La decisión de automatizar el proceso de soldadura se debe a diversas razones, ya sean técnicas, organizativas o económicas. Todo el mundo coincide en que se trata de la técnica ideal para obtener soldaduras limpias y uniformes.
Los sectores industriales de alta gama, como la industria aeroespacial, los trenes de alta velocidad, la energía nuclear o la biotecnología, se decantan por este método por razones obvias de precisión y fiabilidad. En otros ámbitos, como las industrias farmacéutica y química y el sector agroalimentario, es imprescindible contar con soldaduras muy lisas para evitar cualquier riesgo de contaminación o la posibilidad de corrosión en la zona de la soldadura.
N.º 1: Precisión óptima
Soldadura orbital automatizada consiste en girar continuamente 360 grados en un arco alrededor de una forma cilíndrica. La mayoría de los metales pueden soldarse automáticamente de esta manera: acero, titanio, cobre, aluminio y cualquiera de sus aleaciones. Se trata del mejor método técnico para obtener soldaduras limpias, con una precisión uniforme, especialmente en diámetros pequeños y espesores finos. Permite controlar el empuje del proceso mediante la programación de los parámetros de soldadura. Para garantizar un trabajo sin irregularidades, tanto en el interior como en el exterior de los tubos, es recomendable optar por la automatización para conseguir soldaduras uniformes.
#2 La calidad, un objetivo fundamental
En comparación con la soldadura manual, la calidad de un proceso de soldadura orbital automática es mucho mayor. Una vez que los ajustes han definido un programa de soldadura adecuado para un contexto concreto, la fase de soldadura puede repetirse muchas veces sin que se produzcan diferencias ni errores en la soldadura que, en un proceso manual, podrían atribuirse al equipo o a la mano del operario. Por lo tanto, la automatización permite un margen de error de soldadura muy reducido y garantiza una calidad constante y fiable, especialmente apreciada en instalaciones delicadas.

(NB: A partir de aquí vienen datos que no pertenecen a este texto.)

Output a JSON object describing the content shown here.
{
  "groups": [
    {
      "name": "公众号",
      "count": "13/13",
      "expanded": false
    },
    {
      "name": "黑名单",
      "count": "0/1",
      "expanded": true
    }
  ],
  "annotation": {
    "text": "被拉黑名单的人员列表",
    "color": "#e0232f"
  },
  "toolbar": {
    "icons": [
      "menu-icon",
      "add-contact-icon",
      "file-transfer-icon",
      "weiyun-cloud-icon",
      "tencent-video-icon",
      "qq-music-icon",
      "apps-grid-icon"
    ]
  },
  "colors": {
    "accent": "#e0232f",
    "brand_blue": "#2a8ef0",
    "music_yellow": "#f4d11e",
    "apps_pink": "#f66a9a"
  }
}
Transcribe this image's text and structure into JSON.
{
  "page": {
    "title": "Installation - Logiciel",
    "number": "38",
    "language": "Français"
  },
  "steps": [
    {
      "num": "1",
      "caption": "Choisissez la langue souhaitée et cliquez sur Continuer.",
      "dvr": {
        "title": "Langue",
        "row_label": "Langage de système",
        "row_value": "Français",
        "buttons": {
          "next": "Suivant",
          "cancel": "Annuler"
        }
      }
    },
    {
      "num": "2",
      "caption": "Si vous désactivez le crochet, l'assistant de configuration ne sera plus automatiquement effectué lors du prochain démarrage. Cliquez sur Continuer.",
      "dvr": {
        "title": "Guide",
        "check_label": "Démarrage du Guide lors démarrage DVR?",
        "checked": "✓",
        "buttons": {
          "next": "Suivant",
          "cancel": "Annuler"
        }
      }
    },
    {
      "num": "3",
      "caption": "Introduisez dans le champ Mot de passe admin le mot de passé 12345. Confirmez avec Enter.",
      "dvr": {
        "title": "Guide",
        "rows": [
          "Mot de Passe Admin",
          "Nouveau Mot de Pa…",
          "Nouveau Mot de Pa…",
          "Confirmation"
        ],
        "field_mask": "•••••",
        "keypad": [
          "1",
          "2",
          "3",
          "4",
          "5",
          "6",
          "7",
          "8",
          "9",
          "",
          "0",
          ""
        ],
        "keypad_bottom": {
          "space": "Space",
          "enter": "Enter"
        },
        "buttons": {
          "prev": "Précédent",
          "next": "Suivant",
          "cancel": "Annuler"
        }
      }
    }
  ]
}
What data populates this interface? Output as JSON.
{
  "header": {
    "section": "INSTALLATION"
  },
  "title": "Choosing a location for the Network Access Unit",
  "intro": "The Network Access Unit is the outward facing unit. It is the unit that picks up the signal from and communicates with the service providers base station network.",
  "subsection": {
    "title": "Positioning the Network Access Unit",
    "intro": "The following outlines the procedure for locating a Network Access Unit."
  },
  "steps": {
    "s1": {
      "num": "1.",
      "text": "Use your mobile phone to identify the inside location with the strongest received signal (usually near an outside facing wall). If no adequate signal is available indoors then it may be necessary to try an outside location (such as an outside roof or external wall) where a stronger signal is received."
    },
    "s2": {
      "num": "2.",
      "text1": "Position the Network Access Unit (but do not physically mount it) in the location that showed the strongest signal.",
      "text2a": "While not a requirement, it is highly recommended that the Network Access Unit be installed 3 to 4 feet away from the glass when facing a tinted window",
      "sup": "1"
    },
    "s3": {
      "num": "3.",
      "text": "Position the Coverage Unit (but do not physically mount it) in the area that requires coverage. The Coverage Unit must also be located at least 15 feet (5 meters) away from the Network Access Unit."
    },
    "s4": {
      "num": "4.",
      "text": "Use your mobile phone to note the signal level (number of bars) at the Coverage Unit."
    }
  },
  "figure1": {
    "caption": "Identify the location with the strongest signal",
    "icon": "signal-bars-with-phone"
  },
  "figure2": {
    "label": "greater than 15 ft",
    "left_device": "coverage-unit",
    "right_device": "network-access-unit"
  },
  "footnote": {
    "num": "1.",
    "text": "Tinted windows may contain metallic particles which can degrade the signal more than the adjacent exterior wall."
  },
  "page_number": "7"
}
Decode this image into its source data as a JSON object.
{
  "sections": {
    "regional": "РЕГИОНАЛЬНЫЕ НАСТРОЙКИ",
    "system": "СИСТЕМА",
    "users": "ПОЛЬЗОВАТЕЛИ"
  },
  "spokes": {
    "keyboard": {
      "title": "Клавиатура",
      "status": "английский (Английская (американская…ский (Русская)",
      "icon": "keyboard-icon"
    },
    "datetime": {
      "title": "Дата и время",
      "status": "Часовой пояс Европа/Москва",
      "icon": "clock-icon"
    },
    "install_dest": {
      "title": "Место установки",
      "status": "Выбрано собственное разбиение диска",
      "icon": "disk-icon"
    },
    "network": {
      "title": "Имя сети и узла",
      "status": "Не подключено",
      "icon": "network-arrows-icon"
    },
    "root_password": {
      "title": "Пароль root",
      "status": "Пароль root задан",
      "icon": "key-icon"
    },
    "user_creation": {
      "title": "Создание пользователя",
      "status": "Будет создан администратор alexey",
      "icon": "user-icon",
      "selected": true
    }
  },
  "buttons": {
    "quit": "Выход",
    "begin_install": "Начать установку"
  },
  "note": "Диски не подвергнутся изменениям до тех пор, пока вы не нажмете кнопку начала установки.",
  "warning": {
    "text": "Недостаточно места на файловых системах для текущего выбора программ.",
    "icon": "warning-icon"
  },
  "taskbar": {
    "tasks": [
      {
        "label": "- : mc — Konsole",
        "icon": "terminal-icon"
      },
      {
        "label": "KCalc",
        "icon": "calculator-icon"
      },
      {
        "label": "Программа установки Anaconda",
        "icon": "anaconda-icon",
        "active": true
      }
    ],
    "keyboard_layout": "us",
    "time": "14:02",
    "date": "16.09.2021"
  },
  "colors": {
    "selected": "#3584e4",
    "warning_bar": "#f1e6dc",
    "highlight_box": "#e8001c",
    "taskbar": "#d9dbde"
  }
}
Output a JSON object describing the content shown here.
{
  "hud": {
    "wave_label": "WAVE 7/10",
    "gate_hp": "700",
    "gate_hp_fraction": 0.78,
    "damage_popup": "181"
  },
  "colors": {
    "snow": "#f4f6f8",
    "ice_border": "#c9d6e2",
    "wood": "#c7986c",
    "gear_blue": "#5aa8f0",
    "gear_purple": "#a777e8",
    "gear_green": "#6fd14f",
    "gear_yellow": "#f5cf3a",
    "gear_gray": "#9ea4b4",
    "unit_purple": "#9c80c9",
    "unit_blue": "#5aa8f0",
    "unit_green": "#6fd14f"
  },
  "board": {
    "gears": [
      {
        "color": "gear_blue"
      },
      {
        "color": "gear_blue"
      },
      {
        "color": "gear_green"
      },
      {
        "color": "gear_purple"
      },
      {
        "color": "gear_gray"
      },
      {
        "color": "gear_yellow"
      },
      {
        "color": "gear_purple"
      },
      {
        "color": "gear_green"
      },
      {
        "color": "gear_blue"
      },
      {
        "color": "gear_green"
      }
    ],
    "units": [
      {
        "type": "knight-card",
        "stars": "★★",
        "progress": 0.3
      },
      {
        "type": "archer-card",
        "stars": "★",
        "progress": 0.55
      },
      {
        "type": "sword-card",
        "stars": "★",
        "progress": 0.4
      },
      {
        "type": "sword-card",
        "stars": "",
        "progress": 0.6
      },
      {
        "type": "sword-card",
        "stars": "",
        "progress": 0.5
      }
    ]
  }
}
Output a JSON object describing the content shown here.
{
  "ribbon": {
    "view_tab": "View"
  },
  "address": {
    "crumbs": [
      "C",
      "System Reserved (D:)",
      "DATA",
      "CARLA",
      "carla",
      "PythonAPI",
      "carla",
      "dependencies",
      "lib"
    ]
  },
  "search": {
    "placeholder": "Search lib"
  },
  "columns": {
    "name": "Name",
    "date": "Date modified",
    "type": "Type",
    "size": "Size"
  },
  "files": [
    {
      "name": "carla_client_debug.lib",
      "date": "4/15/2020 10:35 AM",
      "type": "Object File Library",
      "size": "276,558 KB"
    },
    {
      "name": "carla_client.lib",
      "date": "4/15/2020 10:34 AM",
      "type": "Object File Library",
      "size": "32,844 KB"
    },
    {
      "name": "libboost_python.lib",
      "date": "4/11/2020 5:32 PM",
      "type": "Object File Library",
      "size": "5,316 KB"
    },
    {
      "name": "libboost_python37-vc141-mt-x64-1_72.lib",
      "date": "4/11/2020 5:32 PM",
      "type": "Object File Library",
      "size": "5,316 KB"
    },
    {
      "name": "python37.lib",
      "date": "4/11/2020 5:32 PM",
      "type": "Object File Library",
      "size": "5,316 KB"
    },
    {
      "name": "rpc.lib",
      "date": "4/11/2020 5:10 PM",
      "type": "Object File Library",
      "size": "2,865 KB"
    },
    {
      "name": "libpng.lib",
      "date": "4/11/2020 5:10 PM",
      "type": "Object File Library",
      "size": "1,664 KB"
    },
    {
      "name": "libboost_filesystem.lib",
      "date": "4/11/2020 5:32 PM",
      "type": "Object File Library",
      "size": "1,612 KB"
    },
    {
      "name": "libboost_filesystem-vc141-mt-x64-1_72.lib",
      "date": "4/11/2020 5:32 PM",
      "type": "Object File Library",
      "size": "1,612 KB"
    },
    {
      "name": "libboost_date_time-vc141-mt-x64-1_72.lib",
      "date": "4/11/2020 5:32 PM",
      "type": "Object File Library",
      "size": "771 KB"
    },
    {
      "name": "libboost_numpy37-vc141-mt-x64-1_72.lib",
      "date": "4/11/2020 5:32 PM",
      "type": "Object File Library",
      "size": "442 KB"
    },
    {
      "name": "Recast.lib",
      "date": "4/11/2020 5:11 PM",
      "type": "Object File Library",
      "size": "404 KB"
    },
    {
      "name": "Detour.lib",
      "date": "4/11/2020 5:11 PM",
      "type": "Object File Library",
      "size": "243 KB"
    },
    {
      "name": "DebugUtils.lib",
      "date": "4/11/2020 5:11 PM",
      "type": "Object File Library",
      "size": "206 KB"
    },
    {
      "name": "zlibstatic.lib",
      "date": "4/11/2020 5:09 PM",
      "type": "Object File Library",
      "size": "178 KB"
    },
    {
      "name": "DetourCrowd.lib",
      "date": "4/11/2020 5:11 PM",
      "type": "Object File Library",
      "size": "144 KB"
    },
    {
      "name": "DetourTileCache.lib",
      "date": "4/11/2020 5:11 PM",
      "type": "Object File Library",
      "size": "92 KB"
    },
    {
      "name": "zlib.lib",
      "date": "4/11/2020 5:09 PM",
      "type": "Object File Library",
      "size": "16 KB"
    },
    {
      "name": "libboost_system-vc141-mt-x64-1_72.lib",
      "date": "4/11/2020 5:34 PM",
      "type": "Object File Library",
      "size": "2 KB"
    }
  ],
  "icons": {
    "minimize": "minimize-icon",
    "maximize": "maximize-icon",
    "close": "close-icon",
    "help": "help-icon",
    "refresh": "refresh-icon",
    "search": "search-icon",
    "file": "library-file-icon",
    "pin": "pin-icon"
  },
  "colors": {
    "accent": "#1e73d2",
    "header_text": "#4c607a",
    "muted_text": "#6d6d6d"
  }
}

N.º 3: La repetibilidad, una propiedad esencial
La automatización de la soldadura orbital asistida por ordenador ofrece una repetibilidad sin errores. El operario selecciona el programa adecuado, sigue las instrucciones y, en su caso, realiza un diagnóstico de lo que no funciona. Una vez desarrollado el programa, este se guarda en el generador y queda garantizada la repetibilidad del proceso de soldadura. Optar por esta inversión supone, a largo plazo, apostar por la automatización para obtener soldaduras uniformes con equipos de soldadura orbital.
N.º 4: Ahorros a gran escala
Los soldadores con experiencia son escasos en el mercado laboral, por lo que la soldadura automatizada constituye una alternativa atractiva que permite reducir considerablemente los costes de mano de obra. Un operario, formado para programar y manejar equipos de soldadura orbital, está capacitado para supervisar todas las operaciones. La soldadura orbital automatizada asistida por ordenador aumenta considerablemente la productividad, lo que supone una ventaja económica nada desdeñable. El operario realiza un mayor número de soldaduras que un soldador manual. La automatización de los equipos de soldadura permite realizar numerosas soldaduras limpias de forma simultánea y elimina la necesidad de todas las pesadas operaciones secundarias, como el esmerilado o la limpieza.
Optar por la automatización para conseguir una soldadura limpia y sin imperfecciones permite alcanzar un alto nivel de calidad. Por lo tanto, la soldadura orbital garantiza un trabajo de alta calidad.